New Antibiotic Approach Harnesses Cas9 Enzyme to Specifically Attack Drug-Resistant Microbes

The multitude of microbes scientists have found populating the human body have good, bad, and mostly mysterious implications for our health. But when something goes wrong, we defend ourselves with the undiscriminating brute force of traditional antibiotics, which wipe out everything at once, regardless of the consequences. Researchers at Rockefeller University and their collaborators are working on a smarter antibiotic. And in research published online on October 5, 2014 in Nature Biotechnology, the team describes a “programmable” antibiotic technique that selectively targets the bad microbes, particularly those harboring antibiotic-resistance genes, while leaving other, more innocent microbes alone. "In experiments, we succeeded in instructing a bacterial enzyme, known as Cas9, to target a particular DNA sequence and cut it up," says lead researcher Dr.
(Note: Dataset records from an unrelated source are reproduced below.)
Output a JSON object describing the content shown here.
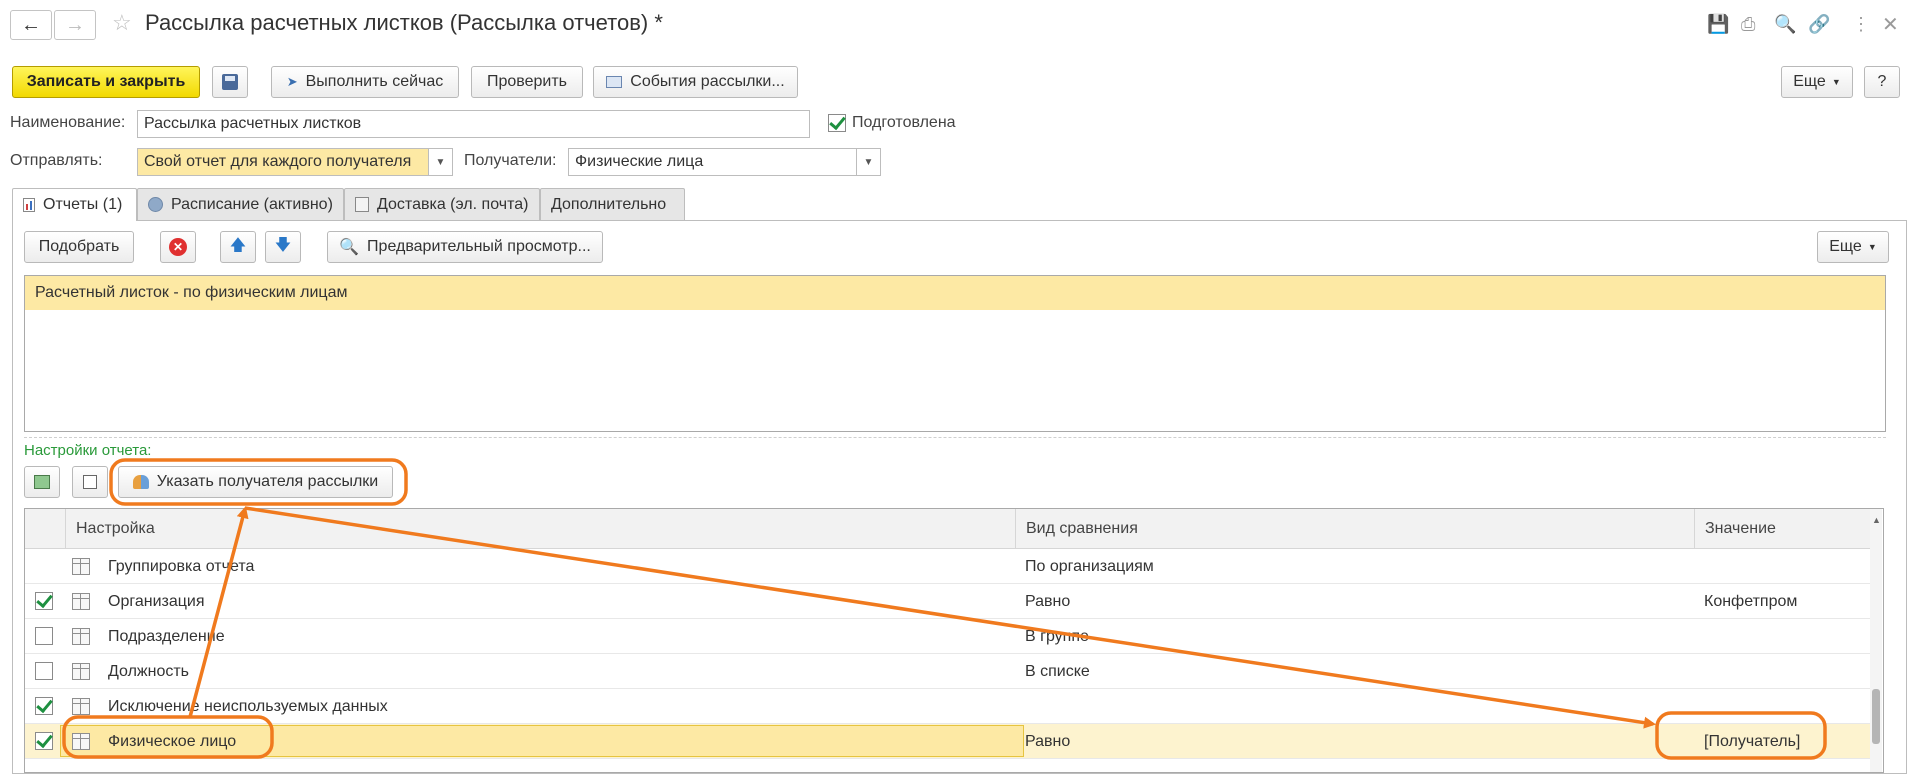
{
  "window": {
    "title": "Рассылка расчетных листков (Рассылка отчетов) *"
  },
  "toolbar": {
    "save_close": "Записать и закрыть",
    "run_now": "Выполнить сейчас",
    "check": "Проверить",
    "events": "События рассылки...",
    "more": "Еще",
    "help": "?"
  },
  "form": {
    "name_label": "Наименование:",
    "name_value": "Рассылка расчетных листков",
    "prepared_label": "Подготовлена",
    "prepared_checked": true,
    "send_label": "Отправлять:",
    "send_value": "Свой отчет для каждого получателя",
    "recipients_label": "Получатели:",
    "recipients_value": "Физические лица"
  },
  "tabs": [
    {
      "label": "Отчеты (1)",
      "active": true
    },
    {
      "label": "Расписание (активно)",
      "active": false
    },
    {
      "label": "Доставка (эл. почта)",
      "active": false
    },
    {
      "label": "Дополнительно",
      "active": false
    }
  ],
  "reports_toolbar": {
    "pick": "Подобрать",
    "preview": "Предварительный просмотр...",
    "more": "Еще"
  },
  "reports": [
    "Расчетный листок - по физическим лицам"
  ],
  "settings": {
    "section_label": "Настройки отчета:",
    "specify_recipient": "Указать получателя рассылки",
    "columns": {
      "setting": "Настройка",
      "comparison": "Вид сравнения",
      "value": "Значение"
    },
    "rows": [
      {
        "check": null,
        "name": "Группировка отчета",
        "comparison": "По организациям",
        "value": ""
      },
      {
        "check": true,
        "name": "Организация",
        "comparison": "Равно",
        "value": "Конфетпром"
      },
      {
        "check": false,
        "name": "Подразделение",
        "comparison": "В группе",
        "value": ""
      },
      {
        "check": false,
        "name": "Должность",
        "comparison": "В списке",
        "value": ""
      },
      {
        "check": true,
        "name": "Исключение неиспользуемых данных",
        "comparison": "",
        "value": ""
      },
      {
        "check": true,
        "name": "Физическое лицо",
        "comparison": "Равно",
        "value": "[Получатель]"
      }
    ]
  },
  "colors": {
    "primary_button": "#f2d900",
    "annotation": "#f07a1e",
    "selection": "#fde9a4",
    "check_green": "#1e9040"
  }
}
Luciano Marraffini, head of the Rockefeller’s Laboratory of Bacteriology. "This selective approach leaves the healthy microbial community intact, and our experiments suggest that by doing so you can keep resistance in check and so prevent certain types of secondary infections, eliminating two serious hazards associated with treatment by classical antibiotics." The new approach could, for instance, reduce the risk of C. diff, a severe infection of the colon, caused by the Clostridium difficile bacterium that is associated with prolonged courses of harsh antibiotics and is a growing public health concern. The Cas9 enzyme is part of a defense system that bacteria use to protect themselves against viruses. The team coopted this bacterial version of an immune system, known as a CRISPR (clustered regularly interspaced short palindromic repeats) system and turned it against some of the microbes.